Mucosal surfaces, like the genital tract, mouth, gut and eyes, are important portals of entry for pathogens attempting to penetrate our immunological defences.  They are known to be defended by a class of antibodies known as IgG as well as a number of other chemical armaments, but exactly how the IgG antibodies reach the skin surface where they can neutralise attacking microbes, no one was sure.

Foetus in ultrasoundNow, writing in PNAS, University of Maryland researcher Xiaoping Zhu and his colleagues have discovered that adult cells use a gene normally found working in the placenta to do the job.  The gene in question is called FcRn and it's role during pregnancy is to grab antibodies from the mother and add them to the baby's bloodstream.  This temporarily provides the newborn with so-called "passive protection" from the mother while its own immune system gains momentum after it is born.

Reasoning that the same gene might be at work in the genital tract, the Maryland team tested a range of cultured cells include uterine, cervical and vaginal lines, confirming the presence of high levels of FcRn activity.

Next, to confirm that the gene was actually functional, they incubated cultured cells that were expressing FcRn with IgG-class antibodies.  Intriguingly the antibodies were picked up and passed from one side of the cell to the other, a process which ceased when the researchers disabled the FcRn gene.
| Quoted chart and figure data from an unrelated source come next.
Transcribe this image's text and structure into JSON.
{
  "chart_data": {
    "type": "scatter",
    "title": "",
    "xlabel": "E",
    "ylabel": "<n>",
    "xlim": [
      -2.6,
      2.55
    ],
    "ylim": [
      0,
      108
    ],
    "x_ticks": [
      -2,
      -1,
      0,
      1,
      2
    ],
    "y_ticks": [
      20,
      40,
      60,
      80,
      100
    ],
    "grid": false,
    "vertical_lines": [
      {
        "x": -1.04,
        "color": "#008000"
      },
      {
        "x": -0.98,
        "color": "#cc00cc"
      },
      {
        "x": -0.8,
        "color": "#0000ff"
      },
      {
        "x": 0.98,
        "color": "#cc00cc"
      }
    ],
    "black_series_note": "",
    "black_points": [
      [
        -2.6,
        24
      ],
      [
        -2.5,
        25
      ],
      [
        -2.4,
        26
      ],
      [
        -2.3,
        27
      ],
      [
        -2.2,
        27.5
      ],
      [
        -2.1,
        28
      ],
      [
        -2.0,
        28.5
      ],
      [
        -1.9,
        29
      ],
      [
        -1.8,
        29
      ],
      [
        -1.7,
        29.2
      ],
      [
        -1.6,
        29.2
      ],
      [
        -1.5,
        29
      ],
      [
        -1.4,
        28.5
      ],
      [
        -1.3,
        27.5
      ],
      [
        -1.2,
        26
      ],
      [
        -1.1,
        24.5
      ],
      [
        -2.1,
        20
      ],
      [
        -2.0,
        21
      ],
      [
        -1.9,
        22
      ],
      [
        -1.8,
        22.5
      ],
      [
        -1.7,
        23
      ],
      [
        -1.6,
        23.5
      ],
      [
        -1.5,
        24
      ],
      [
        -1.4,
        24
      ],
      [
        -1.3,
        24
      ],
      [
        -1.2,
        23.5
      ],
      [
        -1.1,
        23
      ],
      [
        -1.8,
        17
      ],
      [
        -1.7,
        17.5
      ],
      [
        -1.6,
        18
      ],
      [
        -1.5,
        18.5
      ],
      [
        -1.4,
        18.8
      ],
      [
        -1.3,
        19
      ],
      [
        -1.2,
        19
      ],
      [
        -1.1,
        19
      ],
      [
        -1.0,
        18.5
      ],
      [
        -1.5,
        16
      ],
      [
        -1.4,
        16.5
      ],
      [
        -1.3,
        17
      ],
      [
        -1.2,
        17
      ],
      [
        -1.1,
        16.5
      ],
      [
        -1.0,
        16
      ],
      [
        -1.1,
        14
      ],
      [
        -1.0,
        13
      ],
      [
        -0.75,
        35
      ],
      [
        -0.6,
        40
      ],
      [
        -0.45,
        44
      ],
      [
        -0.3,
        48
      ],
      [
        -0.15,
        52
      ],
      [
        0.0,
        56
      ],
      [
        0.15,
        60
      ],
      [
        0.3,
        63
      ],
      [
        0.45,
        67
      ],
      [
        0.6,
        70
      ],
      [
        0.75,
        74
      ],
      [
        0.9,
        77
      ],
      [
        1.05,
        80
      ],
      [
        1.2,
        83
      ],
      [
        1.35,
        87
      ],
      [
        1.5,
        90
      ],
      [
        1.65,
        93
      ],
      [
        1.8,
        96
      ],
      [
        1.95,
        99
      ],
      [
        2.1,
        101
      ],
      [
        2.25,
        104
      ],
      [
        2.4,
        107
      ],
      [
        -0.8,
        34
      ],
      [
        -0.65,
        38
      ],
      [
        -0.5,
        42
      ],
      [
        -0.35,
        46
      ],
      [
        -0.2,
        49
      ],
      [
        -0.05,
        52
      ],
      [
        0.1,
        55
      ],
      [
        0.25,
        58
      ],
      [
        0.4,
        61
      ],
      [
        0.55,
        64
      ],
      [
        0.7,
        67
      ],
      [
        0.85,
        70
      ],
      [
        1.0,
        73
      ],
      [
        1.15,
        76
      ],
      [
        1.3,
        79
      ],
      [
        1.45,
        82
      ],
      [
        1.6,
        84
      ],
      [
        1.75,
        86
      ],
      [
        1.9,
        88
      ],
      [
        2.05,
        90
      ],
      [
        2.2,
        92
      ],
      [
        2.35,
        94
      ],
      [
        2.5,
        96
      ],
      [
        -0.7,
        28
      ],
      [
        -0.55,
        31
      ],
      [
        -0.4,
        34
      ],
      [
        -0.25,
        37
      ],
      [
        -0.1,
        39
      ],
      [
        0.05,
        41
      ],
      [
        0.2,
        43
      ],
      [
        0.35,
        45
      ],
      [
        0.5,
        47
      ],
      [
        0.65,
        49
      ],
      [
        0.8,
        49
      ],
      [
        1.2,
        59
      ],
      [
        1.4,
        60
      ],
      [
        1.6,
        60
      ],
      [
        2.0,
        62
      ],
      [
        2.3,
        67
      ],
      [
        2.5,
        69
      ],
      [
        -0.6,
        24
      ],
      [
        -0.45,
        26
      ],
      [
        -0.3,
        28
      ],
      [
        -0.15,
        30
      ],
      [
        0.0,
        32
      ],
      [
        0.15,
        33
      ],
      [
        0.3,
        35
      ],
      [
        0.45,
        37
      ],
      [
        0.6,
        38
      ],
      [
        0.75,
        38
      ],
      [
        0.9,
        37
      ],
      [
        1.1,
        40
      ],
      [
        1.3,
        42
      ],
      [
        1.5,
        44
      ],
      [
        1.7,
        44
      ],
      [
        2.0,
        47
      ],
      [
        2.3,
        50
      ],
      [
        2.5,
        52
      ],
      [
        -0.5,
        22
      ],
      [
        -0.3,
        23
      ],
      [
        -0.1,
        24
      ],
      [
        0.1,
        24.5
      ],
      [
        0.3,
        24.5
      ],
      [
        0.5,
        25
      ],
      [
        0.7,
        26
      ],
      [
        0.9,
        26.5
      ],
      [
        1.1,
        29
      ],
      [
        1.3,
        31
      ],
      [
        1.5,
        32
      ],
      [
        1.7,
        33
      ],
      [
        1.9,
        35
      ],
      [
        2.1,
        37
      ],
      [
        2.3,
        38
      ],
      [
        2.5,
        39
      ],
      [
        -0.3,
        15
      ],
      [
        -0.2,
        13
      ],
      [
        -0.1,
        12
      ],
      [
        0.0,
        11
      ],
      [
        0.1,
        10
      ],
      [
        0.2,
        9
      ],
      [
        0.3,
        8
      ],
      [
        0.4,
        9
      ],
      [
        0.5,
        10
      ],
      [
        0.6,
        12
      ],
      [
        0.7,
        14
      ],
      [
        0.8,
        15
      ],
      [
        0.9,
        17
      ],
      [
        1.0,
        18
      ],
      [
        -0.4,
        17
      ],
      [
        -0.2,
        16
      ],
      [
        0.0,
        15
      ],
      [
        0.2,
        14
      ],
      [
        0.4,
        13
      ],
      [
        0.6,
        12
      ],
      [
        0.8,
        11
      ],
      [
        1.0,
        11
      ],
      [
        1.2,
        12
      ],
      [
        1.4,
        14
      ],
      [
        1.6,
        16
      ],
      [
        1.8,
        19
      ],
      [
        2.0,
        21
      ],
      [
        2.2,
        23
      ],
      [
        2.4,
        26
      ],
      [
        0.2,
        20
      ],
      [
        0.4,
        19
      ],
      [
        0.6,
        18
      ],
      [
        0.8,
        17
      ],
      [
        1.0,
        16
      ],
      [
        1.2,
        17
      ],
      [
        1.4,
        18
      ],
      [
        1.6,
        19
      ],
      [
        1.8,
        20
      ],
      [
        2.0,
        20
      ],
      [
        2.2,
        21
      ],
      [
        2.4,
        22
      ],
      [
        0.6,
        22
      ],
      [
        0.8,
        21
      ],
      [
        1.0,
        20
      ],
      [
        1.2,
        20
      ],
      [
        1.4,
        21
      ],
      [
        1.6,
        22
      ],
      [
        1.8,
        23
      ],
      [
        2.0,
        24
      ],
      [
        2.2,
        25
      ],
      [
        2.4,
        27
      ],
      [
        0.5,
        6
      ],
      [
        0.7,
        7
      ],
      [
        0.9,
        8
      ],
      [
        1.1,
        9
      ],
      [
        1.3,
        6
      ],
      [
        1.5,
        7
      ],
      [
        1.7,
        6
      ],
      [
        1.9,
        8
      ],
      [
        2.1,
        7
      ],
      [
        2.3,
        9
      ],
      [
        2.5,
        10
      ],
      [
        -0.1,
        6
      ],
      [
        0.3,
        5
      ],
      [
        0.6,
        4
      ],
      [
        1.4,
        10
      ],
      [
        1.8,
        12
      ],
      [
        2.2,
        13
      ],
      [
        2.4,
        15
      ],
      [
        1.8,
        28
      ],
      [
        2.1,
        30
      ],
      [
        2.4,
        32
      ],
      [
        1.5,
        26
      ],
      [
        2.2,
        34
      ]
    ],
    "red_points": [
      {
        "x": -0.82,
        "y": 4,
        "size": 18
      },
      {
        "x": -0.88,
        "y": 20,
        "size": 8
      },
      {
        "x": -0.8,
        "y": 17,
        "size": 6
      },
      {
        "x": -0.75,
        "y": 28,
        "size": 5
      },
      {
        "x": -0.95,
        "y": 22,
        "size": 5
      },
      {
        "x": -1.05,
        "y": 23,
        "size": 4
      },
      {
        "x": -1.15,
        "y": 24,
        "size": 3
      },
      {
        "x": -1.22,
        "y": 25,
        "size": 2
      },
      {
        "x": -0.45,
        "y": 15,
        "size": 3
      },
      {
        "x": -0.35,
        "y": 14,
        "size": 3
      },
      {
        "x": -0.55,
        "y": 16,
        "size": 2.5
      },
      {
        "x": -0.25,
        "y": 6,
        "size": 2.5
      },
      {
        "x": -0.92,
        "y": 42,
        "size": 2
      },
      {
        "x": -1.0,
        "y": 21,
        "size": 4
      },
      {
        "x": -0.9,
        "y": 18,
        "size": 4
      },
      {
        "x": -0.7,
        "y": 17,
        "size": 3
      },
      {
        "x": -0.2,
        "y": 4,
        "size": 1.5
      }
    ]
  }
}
They were also able to confirm the same results in mice, including demonstrating that chemically-labelled antibodies are transported onto the mucosal surfaces of the genital tract by the FcRn gene.  When this was genetically "knocked out" from the mice, the antibody movement was arrested.  These knockout animals were also highly susceptible to infection with a strain of herpes virus that transmits genitally.

Knowing how this process now works, the researchers argue that it may be possible to exploit this system to produce better vaccines capable of boosting immune defences at mucosal surfaces and hence better protect patients against a range of infections, not least HIV and other sexually-transmitted diseases.